This is actually Part 4 of a series I started on my old blog. I'll probably get around to transporting Parts 1-3 to this blog soon. It's all about getting imaginative ideas flowing and then down on paper.
Make friends with loneliness
In our western culture, where we're bombarded with subtle cues to behave like the rest of the world, it can be difficult to see a big, ambitious writing or art project through to the finish. I think there is a certain amount of pressure we battle with to give up because of what we perceive as loneliness and lack of support. This is inherent in the occupation. Sometimes we find it hard to avoid these feelings when we think, "It's just me and my scrapbook," or "It's just me and my computer," every day.

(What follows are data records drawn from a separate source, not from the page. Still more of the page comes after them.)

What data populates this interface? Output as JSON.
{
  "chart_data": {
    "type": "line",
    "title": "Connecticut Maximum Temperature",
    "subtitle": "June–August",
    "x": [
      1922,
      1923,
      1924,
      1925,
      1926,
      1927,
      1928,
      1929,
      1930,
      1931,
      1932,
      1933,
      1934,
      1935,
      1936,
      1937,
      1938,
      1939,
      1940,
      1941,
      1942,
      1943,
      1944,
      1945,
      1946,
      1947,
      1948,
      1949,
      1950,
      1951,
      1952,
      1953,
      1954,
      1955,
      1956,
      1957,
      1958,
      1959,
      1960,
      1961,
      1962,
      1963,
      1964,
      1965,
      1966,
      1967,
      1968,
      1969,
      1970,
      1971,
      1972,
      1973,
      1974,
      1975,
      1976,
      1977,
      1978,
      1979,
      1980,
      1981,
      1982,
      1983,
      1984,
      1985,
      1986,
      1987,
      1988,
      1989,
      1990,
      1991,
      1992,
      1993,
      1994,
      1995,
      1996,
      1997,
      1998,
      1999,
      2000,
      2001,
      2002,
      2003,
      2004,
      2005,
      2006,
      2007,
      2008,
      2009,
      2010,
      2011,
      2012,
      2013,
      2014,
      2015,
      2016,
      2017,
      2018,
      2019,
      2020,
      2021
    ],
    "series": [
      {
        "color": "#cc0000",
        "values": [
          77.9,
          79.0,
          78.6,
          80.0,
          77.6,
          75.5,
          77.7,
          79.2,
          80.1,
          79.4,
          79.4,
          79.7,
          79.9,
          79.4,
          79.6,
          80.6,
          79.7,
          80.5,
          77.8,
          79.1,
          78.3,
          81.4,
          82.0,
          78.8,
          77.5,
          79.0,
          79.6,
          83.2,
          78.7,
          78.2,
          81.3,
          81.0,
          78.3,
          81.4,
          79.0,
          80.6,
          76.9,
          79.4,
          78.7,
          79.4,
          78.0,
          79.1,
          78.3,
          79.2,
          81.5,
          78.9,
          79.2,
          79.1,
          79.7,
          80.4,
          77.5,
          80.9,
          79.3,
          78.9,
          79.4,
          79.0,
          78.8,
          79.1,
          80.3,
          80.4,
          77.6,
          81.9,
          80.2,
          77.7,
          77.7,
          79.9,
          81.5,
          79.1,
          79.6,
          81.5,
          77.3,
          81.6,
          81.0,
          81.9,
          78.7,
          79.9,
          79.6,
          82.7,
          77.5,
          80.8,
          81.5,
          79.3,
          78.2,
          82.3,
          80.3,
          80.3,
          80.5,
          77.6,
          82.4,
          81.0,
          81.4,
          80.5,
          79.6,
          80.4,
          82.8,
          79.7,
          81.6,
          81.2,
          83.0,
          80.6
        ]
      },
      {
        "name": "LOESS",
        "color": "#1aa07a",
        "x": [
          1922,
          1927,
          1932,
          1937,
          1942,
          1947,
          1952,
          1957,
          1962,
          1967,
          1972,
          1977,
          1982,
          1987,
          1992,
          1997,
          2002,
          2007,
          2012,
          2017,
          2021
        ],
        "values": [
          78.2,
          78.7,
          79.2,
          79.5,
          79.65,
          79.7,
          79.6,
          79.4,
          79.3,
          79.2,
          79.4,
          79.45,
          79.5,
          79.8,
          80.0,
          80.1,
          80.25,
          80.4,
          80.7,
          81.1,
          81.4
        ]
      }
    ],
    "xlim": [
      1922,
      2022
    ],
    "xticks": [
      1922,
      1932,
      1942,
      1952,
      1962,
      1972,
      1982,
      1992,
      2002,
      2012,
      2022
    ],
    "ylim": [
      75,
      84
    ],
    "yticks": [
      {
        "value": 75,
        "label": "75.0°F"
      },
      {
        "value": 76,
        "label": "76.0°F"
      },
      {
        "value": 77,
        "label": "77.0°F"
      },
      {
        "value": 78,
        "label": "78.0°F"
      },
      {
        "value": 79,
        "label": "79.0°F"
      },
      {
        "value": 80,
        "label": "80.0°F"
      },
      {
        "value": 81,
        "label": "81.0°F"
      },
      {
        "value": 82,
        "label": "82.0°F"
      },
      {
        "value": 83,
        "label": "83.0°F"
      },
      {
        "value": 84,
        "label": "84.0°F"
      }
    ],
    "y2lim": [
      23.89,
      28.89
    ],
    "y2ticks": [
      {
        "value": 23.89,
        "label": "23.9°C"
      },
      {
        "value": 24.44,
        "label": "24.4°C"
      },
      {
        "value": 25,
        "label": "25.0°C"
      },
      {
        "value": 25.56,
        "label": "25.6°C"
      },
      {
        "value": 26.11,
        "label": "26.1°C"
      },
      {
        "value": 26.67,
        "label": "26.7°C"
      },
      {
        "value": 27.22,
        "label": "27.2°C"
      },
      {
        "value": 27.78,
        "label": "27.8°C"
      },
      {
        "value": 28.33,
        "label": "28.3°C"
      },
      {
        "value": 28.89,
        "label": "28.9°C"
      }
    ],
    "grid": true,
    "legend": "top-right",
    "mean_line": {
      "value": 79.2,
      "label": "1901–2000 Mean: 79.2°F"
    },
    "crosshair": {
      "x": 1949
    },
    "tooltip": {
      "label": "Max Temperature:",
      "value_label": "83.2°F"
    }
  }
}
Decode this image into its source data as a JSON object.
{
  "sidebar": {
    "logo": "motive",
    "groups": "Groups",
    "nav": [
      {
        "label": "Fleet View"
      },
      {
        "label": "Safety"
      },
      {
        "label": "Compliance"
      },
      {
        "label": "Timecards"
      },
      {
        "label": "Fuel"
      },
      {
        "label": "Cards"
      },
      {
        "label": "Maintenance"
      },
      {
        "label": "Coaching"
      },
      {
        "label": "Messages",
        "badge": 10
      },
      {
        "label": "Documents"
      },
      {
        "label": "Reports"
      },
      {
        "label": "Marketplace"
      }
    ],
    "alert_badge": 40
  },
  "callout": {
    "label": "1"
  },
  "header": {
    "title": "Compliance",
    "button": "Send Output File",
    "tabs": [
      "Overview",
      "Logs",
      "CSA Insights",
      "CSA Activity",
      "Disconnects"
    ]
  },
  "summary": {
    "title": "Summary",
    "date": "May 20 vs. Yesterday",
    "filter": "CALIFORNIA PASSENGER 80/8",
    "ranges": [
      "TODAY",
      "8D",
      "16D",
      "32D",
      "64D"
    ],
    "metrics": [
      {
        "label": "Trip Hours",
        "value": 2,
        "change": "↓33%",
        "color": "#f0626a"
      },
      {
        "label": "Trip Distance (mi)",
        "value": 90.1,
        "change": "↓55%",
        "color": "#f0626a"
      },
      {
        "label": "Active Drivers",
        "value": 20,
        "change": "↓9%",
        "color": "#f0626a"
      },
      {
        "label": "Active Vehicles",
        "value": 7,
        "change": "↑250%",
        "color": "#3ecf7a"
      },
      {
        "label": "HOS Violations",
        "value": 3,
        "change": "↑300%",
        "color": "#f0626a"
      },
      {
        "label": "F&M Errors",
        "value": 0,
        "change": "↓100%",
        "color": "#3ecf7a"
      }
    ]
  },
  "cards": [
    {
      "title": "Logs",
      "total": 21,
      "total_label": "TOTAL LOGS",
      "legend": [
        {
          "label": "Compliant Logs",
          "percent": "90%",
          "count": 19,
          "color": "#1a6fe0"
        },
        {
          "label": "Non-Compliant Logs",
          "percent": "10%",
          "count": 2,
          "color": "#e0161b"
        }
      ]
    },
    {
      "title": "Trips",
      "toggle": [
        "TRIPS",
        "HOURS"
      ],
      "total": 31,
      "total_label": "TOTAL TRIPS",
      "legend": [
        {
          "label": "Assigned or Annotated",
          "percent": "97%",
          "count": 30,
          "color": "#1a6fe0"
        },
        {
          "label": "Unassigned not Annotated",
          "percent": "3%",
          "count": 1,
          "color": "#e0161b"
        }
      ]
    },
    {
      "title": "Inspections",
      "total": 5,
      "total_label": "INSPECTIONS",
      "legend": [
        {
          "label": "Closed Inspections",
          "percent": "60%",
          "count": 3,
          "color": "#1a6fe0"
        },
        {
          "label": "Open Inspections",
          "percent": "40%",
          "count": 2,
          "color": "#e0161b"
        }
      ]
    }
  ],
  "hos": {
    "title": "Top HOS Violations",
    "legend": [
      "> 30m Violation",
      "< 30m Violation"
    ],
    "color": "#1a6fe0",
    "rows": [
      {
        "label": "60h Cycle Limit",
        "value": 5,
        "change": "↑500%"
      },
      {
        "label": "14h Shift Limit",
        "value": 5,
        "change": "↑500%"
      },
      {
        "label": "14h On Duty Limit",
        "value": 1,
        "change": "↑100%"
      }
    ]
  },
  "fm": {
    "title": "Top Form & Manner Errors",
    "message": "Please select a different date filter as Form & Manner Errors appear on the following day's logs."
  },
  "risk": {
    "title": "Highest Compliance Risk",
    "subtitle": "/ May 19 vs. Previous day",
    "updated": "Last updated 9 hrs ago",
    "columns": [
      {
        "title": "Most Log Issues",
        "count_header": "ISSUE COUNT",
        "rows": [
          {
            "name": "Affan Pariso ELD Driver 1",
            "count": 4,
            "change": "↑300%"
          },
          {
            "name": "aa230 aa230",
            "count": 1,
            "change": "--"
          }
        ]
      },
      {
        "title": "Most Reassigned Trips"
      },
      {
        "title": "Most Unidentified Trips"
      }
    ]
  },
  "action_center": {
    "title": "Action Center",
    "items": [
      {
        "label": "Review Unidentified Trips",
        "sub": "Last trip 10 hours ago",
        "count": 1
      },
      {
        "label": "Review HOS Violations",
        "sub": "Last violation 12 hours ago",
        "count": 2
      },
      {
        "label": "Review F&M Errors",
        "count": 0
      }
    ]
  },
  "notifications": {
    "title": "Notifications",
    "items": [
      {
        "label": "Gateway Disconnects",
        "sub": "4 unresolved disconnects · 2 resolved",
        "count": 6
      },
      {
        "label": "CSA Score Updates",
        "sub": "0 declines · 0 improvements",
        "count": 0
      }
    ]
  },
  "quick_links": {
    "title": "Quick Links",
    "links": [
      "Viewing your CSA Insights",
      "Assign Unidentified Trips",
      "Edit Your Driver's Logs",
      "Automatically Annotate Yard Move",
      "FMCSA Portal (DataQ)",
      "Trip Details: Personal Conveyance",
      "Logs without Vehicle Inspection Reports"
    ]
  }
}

I mentioned this at the Christian writer's conference because I think people who live in the Christian culture can find this particularly hard. We always hear about great, upfront things people are doing to actively change their worlds. They're going on mission trips, street-witnessing, caring for the sick, smuggling Bibles into China, preaching and teaching. In other words, they're "out there" and we honour them for it. But sometimes those of us who are pursuing occupations such as writing feel as if people don't care whether we ever finish writing our books or not. In fact, I've sometimes got the impression (often from very extroverted, up-front Christians) that there is a fine line between not caring and disapproval. "People are starving out there, yet you're sitting around writing fantasy novels!"
The first antidote to this is to remind ourselves every day that writing and the arts are equally as important, in their way, as the more up-front, hands-on occupations. God is the author of one just as much as the other. Stories and Art can add beauty to the world and change peoples' entire world outlooks. That's why they used to say, "The pen is mightier than the sword" I found another excellent eighteenth century quote, "If a man were permitted to make all the ballads, he need not care who should make the laws of a nation!" That's how powerful such things as writing, art and music can be on the thinking of people.
I took the advice of author Natalie Goldberg, who wrote on the subject of the writer's loneliness, "Just break through these feelings. A bit of loneliness is just loneliness. It's nothing to fear or shy away from. If you're not afraid to face it, it loses its scariness. If you stop cringing from it, it loses its power." I found it great when I began to think in this manner, enjoyed my characters as friends, and accepted myself as a person who enjoys doing something that requires no company for 80% of the time. It's just how writers are wired.
Last year, I read something in a book about Mother Teresa that I took on board and used to change the way I think. She was being interviewed by an author who said something along the lines of, "When I look at all the good you and you sisters are doing, I feel convicted that I'm taking the soft and easy option." Mother Teresa immediately rebuked him, "Don't ever say that! What you're doing is just as important as what we're doing and don't ever forget it. God has given you an amazing gift of writing and you have the potential to do so much good in the world through it. Don't ever make the mistake of down-playing the importance of what God's given you to do." That made an impression on me and I think it's a good place to stop today.